Now our problem will include the Barnes G$(n)$, K, Hyperfactorial H$(n)$,functions. It also has OEIS entry A$287013$:
$$\sum_\Bbb N \frac 1{\text G(n)}=\sum_{n=1}^\infty \frac1{\text G(n)}=\frac 1{\text G(1)}+ \frac 1{\text G(2)}+ \frac 1{\text G(3)}+ \sum_{n=4}^\infty \frac1{\text G(n)} =3+ \sum_{n=4}^\infty \frac1{\text G(n)}\\ =3+\sum_{n=4}^\infty\frac{\text K(n)}{\Gamma^{n-1}(n)}=\sum\frac{\text H(n-1)}{\Gamma^{n-1}(n)}=3+\sum_{n=3}^\infty \frac1{\prod\limits_{k=1}^{n-1} k!}=3+\sum_{n=3}^\infty\prod_{k=0}^{n-1}\frac1{k!}\\ =3+\sum_{n=4}^\infty \frac1{1!2!\cdots(n-2)!(n-1)!}= 3.5868345309364719014988474…$$
Here is a graph of our summand:
Now remember the definition of the Regularized Generalized Hypergeometric function with the Pochhammer Symbol:
$$\,_p \mathrm{\tilde F}_q(a_1,…,a_p;b_1,…,b_q;z)\mathop=^\text{def}\sum_{k=0}\frac{\prod_{j=1}^p \left(a_j\right)_nz^k}{k!\prod_{j=1}^q\Gamma(k+b_j)}$$
Let’s try the following:
$$3+\sum_{n=4}^\infty \frac1{1!2!\cdots(n-2)!(n-1)!}= 3+\frac1{1!2!\cdots}\sum_{n=4}^\infty \frac{(1)_n 1^n}{\cdots\Gamma(n-2)\Gamma(n-1)\Gamma(n-0)n!} $$
Therefore I conjecture that:
$$\sum_\Bbb N \frac1{\text G(x)}= 3+\,_1 \rm{\tilde F}_q(1;…,-1,0;1)$$
but how would I put $$3+\sum_{n=4}^\infty \frac1{1!2!\cdots(n-2)!(n-1)!}$$ into closed form as the “$n-1$” amount of factorials would be a pain to evaluate in the sum? A closed form is optional, so alternate forms are appreciated Please correct me and give me feedback!

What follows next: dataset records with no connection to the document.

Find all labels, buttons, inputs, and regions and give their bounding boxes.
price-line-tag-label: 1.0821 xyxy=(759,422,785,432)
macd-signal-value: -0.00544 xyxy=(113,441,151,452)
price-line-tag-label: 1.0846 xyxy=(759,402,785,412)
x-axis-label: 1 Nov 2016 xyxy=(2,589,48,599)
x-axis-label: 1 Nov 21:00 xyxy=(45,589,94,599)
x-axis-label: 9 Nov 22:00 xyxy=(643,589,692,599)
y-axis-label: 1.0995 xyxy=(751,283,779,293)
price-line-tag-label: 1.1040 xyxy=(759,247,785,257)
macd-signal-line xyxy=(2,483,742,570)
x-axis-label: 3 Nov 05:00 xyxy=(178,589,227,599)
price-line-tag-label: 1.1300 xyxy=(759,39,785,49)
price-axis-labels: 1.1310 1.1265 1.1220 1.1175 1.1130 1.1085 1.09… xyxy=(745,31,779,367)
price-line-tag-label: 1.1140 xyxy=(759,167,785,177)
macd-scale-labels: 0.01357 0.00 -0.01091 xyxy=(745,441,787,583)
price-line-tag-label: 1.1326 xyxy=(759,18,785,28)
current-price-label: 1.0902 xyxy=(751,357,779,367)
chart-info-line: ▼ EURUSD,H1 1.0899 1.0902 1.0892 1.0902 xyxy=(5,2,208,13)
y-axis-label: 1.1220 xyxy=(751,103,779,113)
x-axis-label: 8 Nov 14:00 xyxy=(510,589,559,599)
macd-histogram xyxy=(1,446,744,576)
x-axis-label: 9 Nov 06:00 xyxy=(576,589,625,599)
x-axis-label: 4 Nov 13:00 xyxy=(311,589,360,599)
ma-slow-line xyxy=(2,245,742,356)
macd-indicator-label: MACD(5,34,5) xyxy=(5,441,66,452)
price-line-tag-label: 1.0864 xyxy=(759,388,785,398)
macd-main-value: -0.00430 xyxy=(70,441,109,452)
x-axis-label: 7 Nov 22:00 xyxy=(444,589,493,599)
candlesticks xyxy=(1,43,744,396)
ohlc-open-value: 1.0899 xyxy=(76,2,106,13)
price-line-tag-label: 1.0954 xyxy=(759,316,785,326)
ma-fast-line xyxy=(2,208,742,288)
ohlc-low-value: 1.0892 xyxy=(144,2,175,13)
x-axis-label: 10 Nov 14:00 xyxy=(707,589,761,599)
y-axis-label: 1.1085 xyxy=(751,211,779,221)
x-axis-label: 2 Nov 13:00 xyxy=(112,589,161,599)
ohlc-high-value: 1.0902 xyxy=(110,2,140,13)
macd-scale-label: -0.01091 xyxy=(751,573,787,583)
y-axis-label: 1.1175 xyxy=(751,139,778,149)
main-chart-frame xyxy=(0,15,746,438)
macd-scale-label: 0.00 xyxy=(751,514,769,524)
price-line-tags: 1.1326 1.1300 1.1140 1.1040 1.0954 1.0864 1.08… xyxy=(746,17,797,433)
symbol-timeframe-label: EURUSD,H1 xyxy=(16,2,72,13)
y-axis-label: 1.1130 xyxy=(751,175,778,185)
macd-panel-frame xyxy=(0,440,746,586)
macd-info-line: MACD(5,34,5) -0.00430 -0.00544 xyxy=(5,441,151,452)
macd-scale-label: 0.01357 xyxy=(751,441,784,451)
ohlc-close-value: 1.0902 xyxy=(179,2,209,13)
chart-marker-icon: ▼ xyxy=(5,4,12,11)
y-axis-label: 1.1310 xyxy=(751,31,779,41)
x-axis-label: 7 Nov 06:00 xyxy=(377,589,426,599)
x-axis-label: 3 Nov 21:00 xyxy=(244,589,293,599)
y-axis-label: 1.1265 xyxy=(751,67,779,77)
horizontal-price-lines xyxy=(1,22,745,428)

Actually, our conjecture is suppported by this computation:
$$3+\sum_{n=4}^\infty \frac1{\text G(n)}≈3+\,_1\rm{\tilde F}_3(1;-2,-1,0;1)=3+\,_1\rm{\tilde F}_3(1;-3,-2,-1;1)\mathop=^{N\in\Bbb N }3+\,_1\rm{\tilde F}_3(1;N-2,N-1,N;1)= 3+\frac{\,_0\rm F_2(2,3;1)}2= 3.5868639104823…$$
It is also possible to write the following using this computation and the Digamma function:
$$\sum_{n=1}^\infty \frac1{\text G(x)}=-\int_1^\infty\lfloor x\rfloor d\left(\frac1{\text G(x)}\right)= \frac{\ln(2\pi)+1}{2}\int_1^\infty \frac{\lfloor x\rfloor}{\text G(x)}dx-\int_1^\infty \frac{\lfloor x\rfloor x}{\text G(x)}dx+\int_1^\infty\frac{\lfloor x\rfloor xψ(x)}{\text G(x)}dx-\int_1^\infty\frac{\lfloor x\rfloorψ(x)}{\text G(x)}dx$$